My honors thesis adviser (US-Soviet relations) had a post-it on his monitor said "What is the argument?" I research w GPT over multiple turns and days in an attempt to push it to explore. I find I can do so only insofar as I comprehend its responses in whatever discursive context or topic/domain we're in. It's a kind of co-thinking.
I'm aware that GPT has no perspective, no argument to make, no subjectivity, and no point of view. I on the other hand have interests and am interested. GPT can seem interested, but in a post-subjective or quasi objective way. That is it can write stylistically as if it is interested, but it cannot pursue interests unless they are taken up by me, and then prompted.
This takes the shape of an interesting conversation. One can "feel" the AI has an active interest and has agency in pursuing research, but we know it is only plumbing texts and conjuring responses.

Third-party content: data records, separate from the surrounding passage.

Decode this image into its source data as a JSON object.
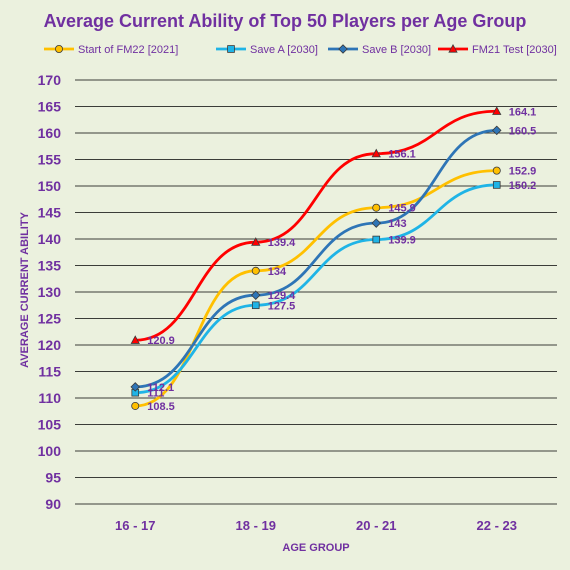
{
  "chart_data": {
    "type": "line",
    "title": "Average Current Ability of Top 50 Players per Age Group",
    "xlabel": "AGE GROUP",
    "ylabel": "AVERAGE CURRENT ABILITY",
    "categories": [
      "16 - 17",
      "18 - 19",
      "20 - 21",
      "22 - 23"
    ],
    "ylim": [
      90,
      170
    ],
    "yticks": [
      90,
      95,
      100,
      105,
      110,
      115,
      120,
      125,
      130,
      135,
      140,
      145,
      150,
      155,
      160,
      165,
      170
    ],
    "grid": true,
    "legend_position": "top",
    "series": [
      {
        "name": "Start of FM22 [2021]",
        "color": "#ffc000",
        "marker": "circle",
        "values": [
          108.5,
          134,
          145.9,
          152.9
        ],
        "labels": [
          "108.5",
          "134",
          "145.9",
          "152.9"
        ]
      },
      {
        "name": "Save A [2030]",
        "color": "#1fb4e6",
        "marker": "square",
        "values": [
          111,
          127.5,
          139.9,
          150.2
        ],
        "labels": [
          "111",
          "127.5",
          "139.9",
          "150.2"
        ]
      },
      {
        "name": "Save B [2030]",
        "color": "#2e75b6",
        "marker": "diamond",
        "values": [
          112.1,
          129.4,
          143,
          160.5
        ],
        "labels": [
          "112.1",
          "129.4",
          "143",
          "160.5"
        ]
      },
      {
        "name": "FM21 Test [2030]",
        "color": "#ff0000",
        "marker": "triangle",
        "values": [
          120.9,
          139.4,
          156.1,
          164.1
        ],
        "labels": [
          "120.9",
          "139.4",
          "156.1",
          "164.1"
        ]
      }
    ]
  }
}
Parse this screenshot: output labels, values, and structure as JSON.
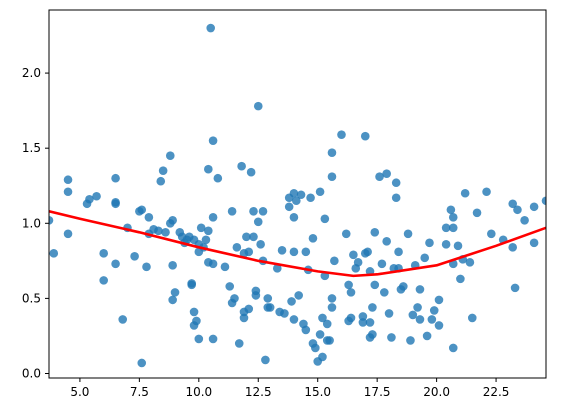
{
  "chart_data": {
    "type": "scatter",
    "title": "",
    "xlabel": "",
    "ylabel": "",
    "xlim": [
      3.7,
      24.6
    ],
    "ylim": [
      -0.03,
      2.42
    ],
    "grid": false,
    "legend": "none",
    "x_ticks": [
      5.0,
      7.5,
      10.0,
      12.5,
      15.0,
      17.5,
      20.0,
      22.5
    ],
    "x_tick_labels": [
      "5.0",
      "7.5",
      "10.0",
      "12.5",
      "15.0",
      "17.5",
      "20.0",
      "22.5"
    ],
    "y_ticks": [
      0.0,
      0.5,
      1.0,
      1.5,
      2.0
    ],
    "y_tick_labels": [
      "0.0",
      "0.5",
      "1.0",
      "1.5",
      "2.0"
    ],
    "point_color": "#1f77b4",
    "line_color": "#ff0000",
    "points": [
      [
        3.7,
        1.02
      ],
      [
        3.9,
        0.8
      ],
      [
        4.5,
        1.29
      ],
      [
        4.5,
        1.21
      ],
      [
        4.5,
        0.93
      ],
      [
        5.3,
        1.13
      ],
      [
        5.4,
        1.16
      ],
      [
        5.7,
        1.18
      ],
      [
        6.0,
        0.62
      ],
      [
        6.0,
        0.8
      ],
      [
        6.5,
        1.3
      ],
      [
        6.5,
        1.14
      ],
      [
        6.5,
        1.13
      ],
      [
        6.5,
        0.73
      ],
      [
        6.8,
        0.36
      ],
      [
        7.0,
        0.97
      ],
      [
        7.3,
        0.78
      ],
      [
        7.5,
        1.08
      ],
      [
        7.6,
        1.09
      ],
      [
        7.6,
        0.07
      ],
      [
        7.8,
        0.71
      ],
      [
        7.9,
        1.04
      ],
      [
        7.9,
        0.93
      ],
      [
        8.1,
        0.96
      ],
      [
        8.3,
        0.95
      ],
      [
        8.4,
        1.28
      ],
      [
        8.5,
        1.35
      ],
      [
        8.6,
        0.94
      ],
      [
        8.8,
        1.0
      ],
      [
        8.8,
        1.45
      ],
      [
        8.9,
        1.02
      ],
      [
        8.9,
        0.72
      ],
      [
        9.0,
        0.54
      ],
      [
        8.9,
        0.49
      ],
      [
        9.2,
        0.94
      ],
      [
        9.3,
        0.91
      ],
      [
        9.4,
        0.87
      ],
      [
        9.5,
        0.89
      ],
      [
        9.6,
        0.91
      ],
      [
        9.7,
        0.59
      ],
      [
        9.7,
        0.6
      ],
      [
        9.8,
        0.89
      ],
      [
        9.8,
        0.41
      ],
      [
        9.8,
        0.32
      ],
      [
        9.9,
        0.35
      ],
      [
        10.0,
        0.86
      ],
      [
        10.0,
        0.81
      ],
      [
        10.1,
        0.97
      ],
      [
        10.0,
        0.23
      ],
      [
        10.2,
        0.84
      ],
      [
        10.3,
        0.89
      ],
      [
        10.4,
        0.95
      ],
      [
        10.4,
        1.36
      ],
      [
        10.4,
        0.74
      ],
      [
        10.5,
        2.3
      ],
      [
        10.6,
        1.55
      ],
      [
        10.6,
        1.04
      ],
      [
        10.6,
        0.73
      ],
      [
        10.6,
        0.23
      ],
      [
        10.8,
        1.3
      ],
      [
        11.1,
        0.71
      ],
      [
        11.3,
        0.58
      ],
      [
        11.4,
        1.08
      ],
      [
        11.4,
        0.47
      ],
      [
        11.5,
        0.5
      ],
      [
        11.6,
        0.84
      ],
      [
        11.7,
        0.2
      ],
      [
        11.8,
        1.38
      ],
      [
        11.9,
        0.8
      ],
      [
        11.9,
        0.41
      ],
      [
        11.9,
        0.37
      ],
      [
        12.0,
        0.91
      ],
      [
        12.1,
        0.81
      ],
      [
        12.1,
        0.43
      ],
      [
        12.2,
        1.34
      ],
      [
        12.3,
        0.91
      ],
      [
        12.3,
        1.08
      ],
      [
        12.4,
        0.55
      ],
      [
        12.4,
        0.52
      ],
      [
        12.5,
        1.78
      ],
      [
        12.5,
        1.01
      ],
      [
        12.6,
        0.86
      ],
      [
        12.7,
        1.08
      ],
      [
        12.7,
        0.75
      ],
      [
        12.8,
        0.09
      ],
      [
        12.9,
        0.5
      ],
      [
        12.9,
        0.44
      ],
      [
        13.0,
        0.44
      ],
      [
        13.3,
        0.7
      ],
      [
        13.4,
        0.41
      ],
      [
        13.5,
        0.82
      ],
      [
        13.6,
        0.4
      ],
      [
        13.8,
        1.17
      ],
      [
        13.8,
        1.11
      ],
      [
        13.9,
        0.48
      ],
      [
        14.0,
        1.04
      ],
      [
        14.0,
        1.2
      ],
      [
        14.0,
        0.36
      ],
      [
        14.0,
        0.81
      ],
      [
        14.1,
        1.15
      ],
      [
        14.2,
        0.52
      ],
      [
        14.3,
        1.19
      ],
      [
        14.4,
        0.33
      ],
      [
        14.5,
        0.29
      ],
      [
        14.5,
        0.81
      ],
      [
        14.6,
        0.69
      ],
      [
        14.7,
        1.17
      ],
      [
        14.8,
        0.9
      ],
      [
        14.8,
        0.2
      ],
      [
        14.9,
        0.17
      ],
      [
        15.0,
        0.08
      ],
      [
        15.1,
        1.21
      ],
      [
        15.1,
        0.26
      ],
      [
        15.2,
        0.37
      ],
      [
        15.2,
        0.11
      ],
      [
        15.3,
        1.03
      ],
      [
        15.3,
        0.65
      ],
      [
        15.4,
        0.33
      ],
      [
        15.4,
        0.22
      ],
      [
        15.5,
        0.22
      ],
      [
        15.6,
        1.47
      ],
      [
        15.6,
        1.31
      ],
      [
        15.6,
        0.5
      ],
      [
        15.6,
        0.44
      ],
      [
        15.7,
        0.75
      ],
      [
        16.0,
        1.59
      ],
      [
        16.2,
        0.93
      ],
      [
        16.3,
        0.59
      ],
      [
        16.4,
        0.54
      ],
      [
        16.4,
        0.37
      ],
      [
        16.3,
        0.35
      ],
      [
        16.5,
        0.79
      ],
      [
        16.6,
        0.7
      ],
      [
        16.7,
        0.74
      ],
      [
        16.9,
        0.38
      ],
      [
        16.9,
        0.34
      ],
      [
        17.0,
        1.58
      ],
      [
        17.0,
        0.8
      ],
      [
        17.1,
        0.81
      ],
      [
        17.2,
        0.68
      ],
      [
        17.2,
        0.34
      ],
      [
        17.2,
        0.24
      ],
      [
        17.3,
        0.26
      ],
      [
        17.3,
        0.44
      ],
      [
        17.4,
        0.94
      ],
      [
        17.4,
        0.59
      ],
      [
        17.6,
        1.31
      ],
      [
        17.7,
        0.73
      ],
      [
        17.8,
        0.54
      ],
      [
        17.9,
        1.33
      ],
      [
        17.9,
        0.88
      ],
      [
        18.0,
        0.4
      ],
      [
        18.1,
        0.24
      ],
      [
        18.2,
        0.7
      ],
      [
        18.3,
        1.27
      ],
      [
        18.3,
        1.17
      ],
      [
        18.4,
        0.81
      ],
      [
        18.4,
        0.7
      ],
      [
        18.5,
        0.56
      ],
      [
        18.6,
        0.58
      ],
      [
        18.8,
        0.93
      ],
      [
        18.9,
        0.22
      ],
      [
        19.0,
        0.39
      ],
      [
        19.1,
        0.72
      ],
      [
        19.2,
        0.44
      ],
      [
        19.3,
        0.56
      ],
      [
        19.3,
        0.36
      ],
      [
        19.5,
        0.77
      ],
      [
        19.6,
        0.25
      ],
      [
        19.7,
        0.87
      ],
      [
        19.8,
        0.36
      ],
      [
        19.9,
        0.42
      ],
      [
        20.1,
        0.49
      ],
      [
        20.1,
        0.32
      ],
      [
        20.4,
        0.97
      ],
      [
        20.4,
        0.86
      ],
      [
        20.6,
        1.09
      ],
      [
        20.7,
        1.04
      ],
      [
        20.7,
        0.97
      ],
      [
        20.7,
        0.73
      ],
      [
        20.7,
        0.17
      ],
      [
        20.9,
        0.85
      ],
      [
        21.0,
        0.63
      ],
      [
        21.1,
        0.76
      ],
      [
        21.2,
        1.2
      ],
      [
        21.4,
        0.74
      ],
      [
        21.5,
        0.37
      ],
      [
        21.7,
        1.07
      ],
      [
        22.1,
        1.21
      ],
      [
        22.3,
        0.93
      ],
      [
        22.8,
        0.89
      ],
      [
        23.2,
        1.13
      ],
      [
        23.3,
        0.57
      ],
      [
        23.2,
        0.84
      ],
      [
        23.4,
        1.09
      ],
      [
        23.7,
        1.02
      ],
      [
        24.1,
        1.11
      ],
      [
        24.1,
        0.87
      ],
      [
        24.6,
        1.15
      ]
    ],
    "trend_line": {
      "x": [
        3.7,
        5.0,
        7.5,
        10.0,
        12.5,
        15.0,
        16.5,
        17.5,
        20.0,
        22.5,
        24.6
      ],
      "y": [
        1.08,
        1.03,
        0.94,
        0.84,
        0.75,
        0.68,
        0.65,
        0.66,
        0.72,
        0.85,
        0.97
      ]
    }
  }
}
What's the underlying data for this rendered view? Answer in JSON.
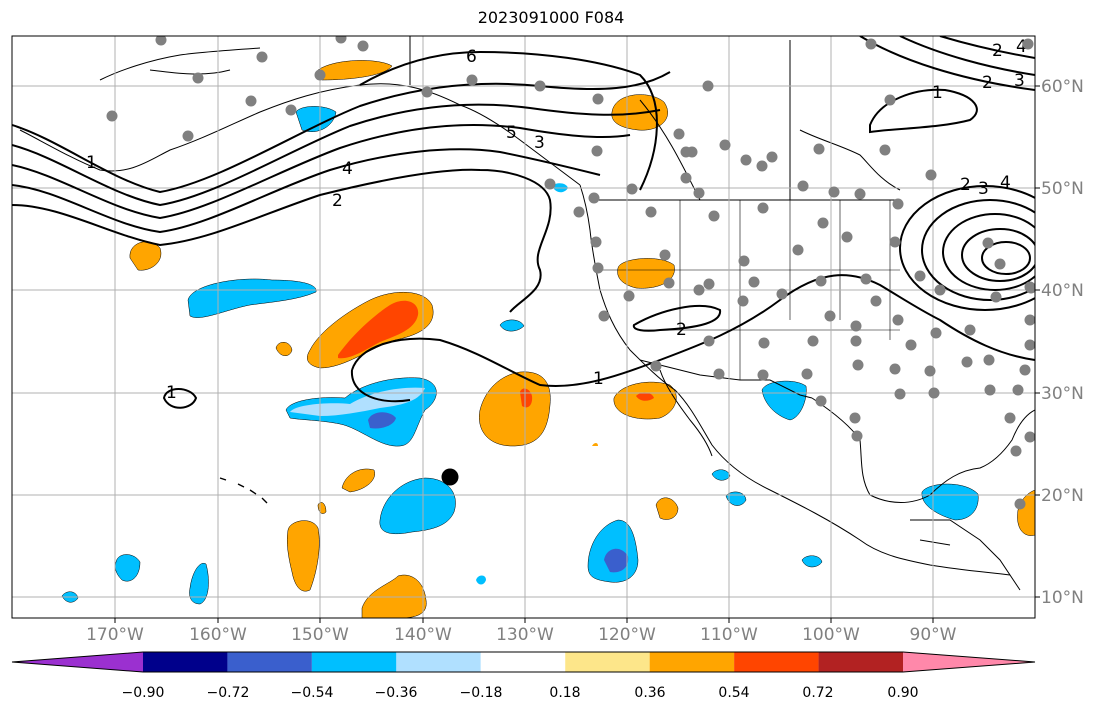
{
  "title": "2023091000 F084",
  "colors": {
    "land_line": "#000000",
    "grid": "#b0b0b0",
    "station": "#808080",
    "contour": "#000000"
  },
  "axes": {
    "longitude_labels": [
      "170°W",
      "160°W",
      "150°W",
      "140°W",
      "130°W",
      "120°W",
      "110°W",
      "100°W",
      "90°W"
    ],
    "latitude_labels": [
      "60°N",
      "50°N",
      "40°N",
      "30°N",
      "20°N",
      "10°N"
    ]
  },
  "colorbar": {
    "tick_labels": [
      "−0.90",
      "−0.72",
      "−0.54",
      "−0.36",
      "−0.18",
      "0.18",
      "0.36",
      "0.54",
      "0.72",
      "0.90"
    ],
    "colors": [
      "#9b30d0",
      "#00008b",
      "#3a5fcd",
      "#00bfff",
      "#b0e0ff",
      "#ffffff",
      "#fde68a",
      "#ffa500",
      "#ff4500",
      "#b22222",
      "#ff88aa"
    ]
  },
  "contour_labels": [
    "6",
    "5",
    "4",
    "3",
    "2",
    "1",
    "2",
    "1",
    "2",
    "3",
    "4",
    "1",
    "2",
    "3",
    "4",
    "1",
    "2"
  ]
}
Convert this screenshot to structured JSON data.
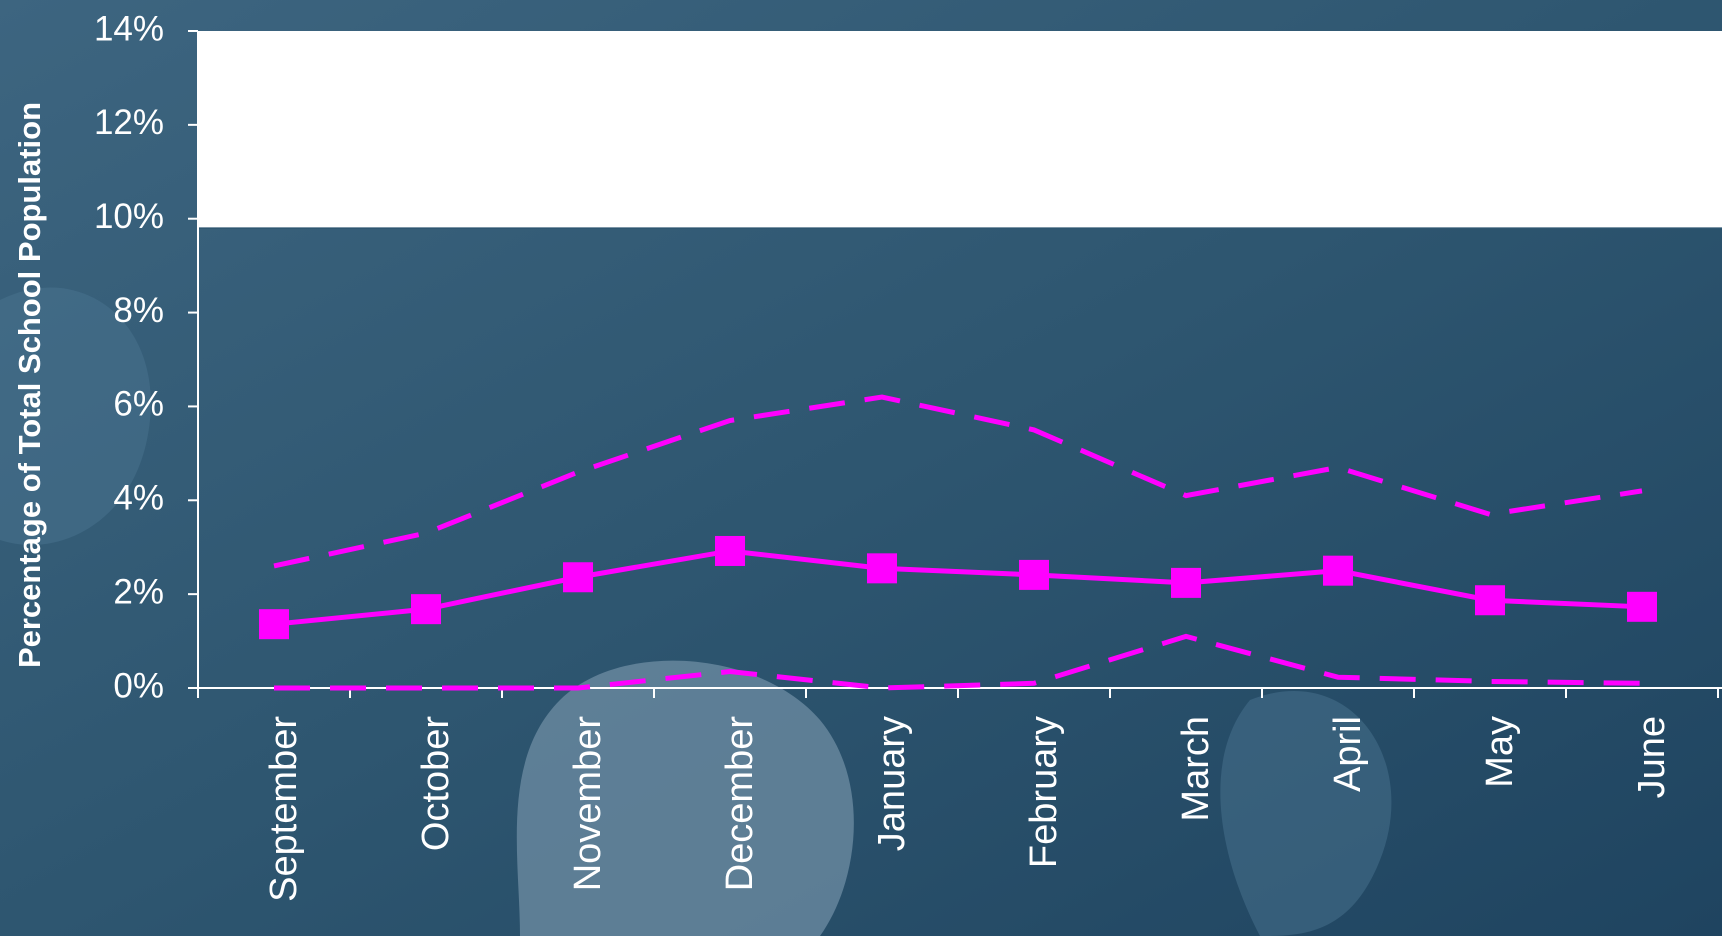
{
  "chart_data": {
    "type": "line",
    "ylabel": "Percentage of Total School Population",
    "categories": [
      "September",
      "October",
      "November",
      "December",
      "January",
      "February",
      "March",
      "April",
      "May",
      "June"
    ],
    "series": [
      {
        "color": "#ff00ff",
        "dash": true,
        "values": [
          2.6,
          3.3,
          4.6,
          5.7,
          6.2,
          5.5,
          4.1,
          4.7,
          3.7,
          4.2
        ]
      },
      {
        "color": "#ff00ff",
        "dash": false,
        "marker": "square",
        "values": [
          1.36,
          1.68,
          2.36,
          2.92,
          2.55,
          2.41,
          2.24,
          2.5,
          1.87,
          1.73
        ]
      },
      {
        "color": "#ff00ff",
        "dash": true,
        "values": [
          0,
          0,
          0,
          0.35,
          0,
          0.1,
          1.1,
          0.23,
          0.14,
          0.1
        ]
      }
    ],
    "reference_line": 9.8,
    "ylim": [
      0,
      14
    ],
    "yticks": [
      {
        "value": 0,
        "label": "0%"
      },
      {
        "value": 2,
        "label": "2%"
      },
      {
        "value": 4,
        "label": "4%"
      },
      {
        "value": 6,
        "label": "6%"
      },
      {
        "value": 8,
        "label": "8%"
      },
      {
        "value": 10,
        "label": "10%"
      },
      {
        "value": 12,
        "label": "12%"
      },
      {
        "value": 14,
        "label": "14%"
      }
    ]
  }
}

This says something about the discursive competence of AI and also of the cognitive psychology of us users. Discursively, the AI seems able to reflect and reason through domain spaces and to return what seems to be commonly-accepted knowledge. That is, it's a good researcher of stored content. It finds propositions, statements, claims, valid arguments insofar as they are reflected in the literature it is trained on. To us, psychologically, however, this can read as subjective opinion, confident reasoning, comprehensive recapitulation.
In this is a trust issue w AI, insofar as the apparent communication and AI's seeming linguistic competence elicit trust from us users. And this surely factors into the degree to which we regard its responses as "factual," "comprehensive," etc.
But I am still confounded by whether or not there might be some trick to conversational architectures with multi-turn engagements with AI. Might there be some insight into the prompt structure, or stylistic expression (requests, instructions, commands, formal, informal, empathic...) such that a "false interest" or "post subjective interestedness" might be constructed that can "push" the AI to explore in depth, breadth, novelty, contradiction, by analogy, etc.
For example, four philosophical concepts common to western thinking are: identity, similarity, negation, analogy. Might prompt expressions be possible that serve as navigational coordinates almost, or directions, for use by the LLM in "perusing" discursive spaces (researching within a domain)?
A different kind of argument, a post-subjective kind of reasoning, a different way of taking up the user's interest but nonetheless mirroring it successfully enough that users experience the effect of being engaged in mutually-interested interactions?
Would it make sense to distinguish between faces and personalities, faces being the masks, but animated by personalities? Thus allowing for a distinction between the identity (mask) and its performance (presentation)?